2. The attack often occurs in sleep, when the blood pressure is lower and blood flow is slower. A few cases may be seen after strenuous exercise.

3. Neural manifestations include central monoplegia and hemiplegia. They may be accompanied with aphasia, but are often with hemihypoesthesia and hemianopia. There may also be disphagia and disturbance of consciousness. Unilateral optic atrophy and Horner's syndrome may be present.

4. Cerebrospinal fluid examination shows no change in pressure and cell content. This can be used to distinguish cerebral thrombosis form cerebral hemorrhage. CT scanning is helpful in the determination of location and extent of cerebral necrosis.

Differentiation and Treatment of Common Syndromes 

Main Symptoms and Signs: Slow onset, attacks occurring mostly in rest or sleep, full consciousness, deviation of the eye and mouth, aphasia, hemiplegia, dark purple tongue with thin and white fur, thready and weak pulse.

Therapeutic Principle: Supplementing qi and nourishing blood, promoting blood circulation to remove obstruction in the channels.

Recipe: Modified Decoction Invigorating Yang for Recuperation.

astragalus root

cinnamon twig

peach kernel

safflower

Chinese angelica

ligusticum rhizome

red peony root

earthworm

red sage root

achyranthes root

All the above herbs are to be decocted in water for oral administration.

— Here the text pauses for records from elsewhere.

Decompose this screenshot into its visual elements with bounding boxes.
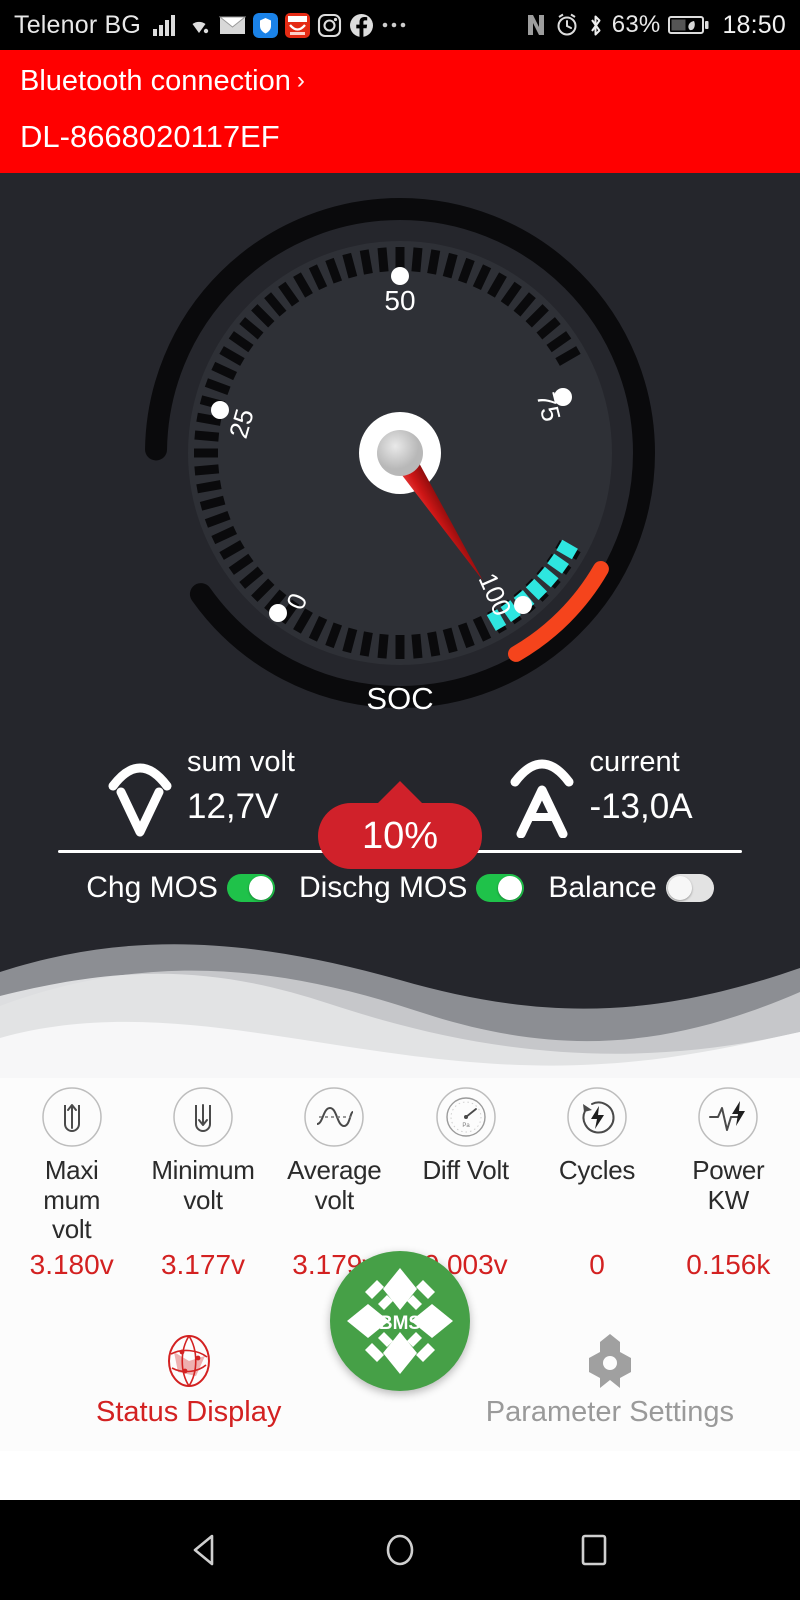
- stat-diff-volt[interactable]: Pa Diff Volt: [400, 1086, 531, 1245]
- svg-text:50: 50: [384, 285, 415, 316]
- dashboard-panel: 0 25 50 75 100 SOC: [0, 173, 800, 1078]
- toggle-label: Dischg MOS: [299, 871, 467, 905]
- instagram-icon: [317, 13, 342, 38]
- bms-logo-text: BMS: [379, 1313, 421, 1334]
- recents-button[interactable]: [572, 1528, 616, 1572]
- sine-wave-icon: [303, 1086, 365, 1148]
- facebook-icon: [349, 13, 374, 38]
- app-header: Bluetooth connection › DL-8668020117EF: [0, 50, 800, 173]
- stat-value-minimum-volt: 3.177v: [137, 1249, 268, 1281]
- stat-maximum-volt[interactable]: Maximumvolt: [6, 1086, 137, 1245]
- toggle-chg-mos[interactable]: Chg MOS: [86, 871, 275, 905]
- more-icon: [381, 20, 407, 30]
- nfc-icon: [525, 13, 547, 37]
- metric-label: sum volt: [187, 746, 295, 779]
- stats-icon-row: Maximumvolt Minimumvolt Averagevolt: [0, 1086, 800, 1245]
- carrier-label: Telenor BG: [14, 11, 141, 40]
- shield-icon: [253, 13, 278, 38]
- switch-knob: [668, 876, 692, 900]
- pressure-gauge-icon: Pa: [435, 1086, 497, 1148]
- status-display-icon: [158, 1330, 220, 1392]
- toggle-label: Chg MOS: [86, 871, 218, 905]
- stat-label: Maximumvolt: [43, 1156, 100, 1245]
- stat-average-volt[interactable]: Averagevolt: [269, 1086, 400, 1245]
- dischg-mos-switch[interactable]: [476, 874, 524, 902]
- toggle-dischg-mos[interactable]: Dischg MOS: [299, 871, 524, 905]
- alarm-icon: [555, 13, 579, 37]
- switch-knob: [249, 876, 273, 900]
- nav-label-parameter-settings: Parameter Settings: [486, 1396, 734, 1429]
- device-name-label: DL-8668020117EF: [20, 118, 780, 155]
- nav-status-display[interactable]: Status Display: [96, 1330, 281, 1429]
- bluetooth-connection-label: Bluetooth connection: [20, 60, 291, 102]
- soc-percent-value: 10%: [318, 803, 482, 869]
- ammeter-icon: [507, 746, 577, 838]
- bottom-navigation: Status Display BMS: [0, 1281, 800, 1451]
- settings-gear-icon: [579, 1330, 641, 1392]
- status-bar-system-icons: 63% 18:50: [525, 11, 786, 40]
- status-bar-notification-icons: [153, 13, 407, 38]
- wave-divider: [0, 928, 800, 1078]
- back-button[interactable]: [184, 1528, 228, 1572]
- wifi-icon: [186, 14, 212, 36]
- toggle-balance[interactable]: Balance: [548, 871, 713, 905]
- stat-cycles[interactable]: Cycles: [531, 1086, 662, 1245]
- stat-value-maximum-volt: 3.180v: [6, 1249, 137, 1281]
- nav-parameter-settings[interactable]: Parameter Settings: [486, 1330, 734, 1429]
- soc-label: SOC: [0, 681, 800, 717]
- u-up-arrow-icon: [41, 1086, 103, 1148]
- gauge-hub-cap: [377, 430, 423, 476]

Apart from the above recipe, supplementary ingredients should be employed: 6 grams of ground beetle should be administered for case with severe blood stasis; 15 grams of codonopsis root for those with extreme deficiency of qi; 6 grams of prepared aconite root for those with dominative cold; 10 grams of pinellia tuber and 10 grams of tabasheer for those with profuse sputum; 10 grams of grassleaved sweetflag rhizome and 10 grams of polygala root for those with aphasia. If the patient's blood pressure is normal, astragalus root can be dosed as much as 60 grams or even more; and if the patient has hypertension, the dosage of astragalus root should be decreased in accordance with practical conditions. To treat the case with deviation of eye and mouth, 10 grams of batryticated silkworm, 6 grams of giant typhonium tuber and 6 grams of scorpion should be administered; to treat constipation, 10 grams of hemp seed administered; to treat those whose major symptom is paralyses of lower extremities, the ingredients for nourishing the liver and kidney are to be included, such as 15 grams of loranthus mulberry mistletoe, 15 grams of prepared rehmannia root and 15 grams of fleece-flower root.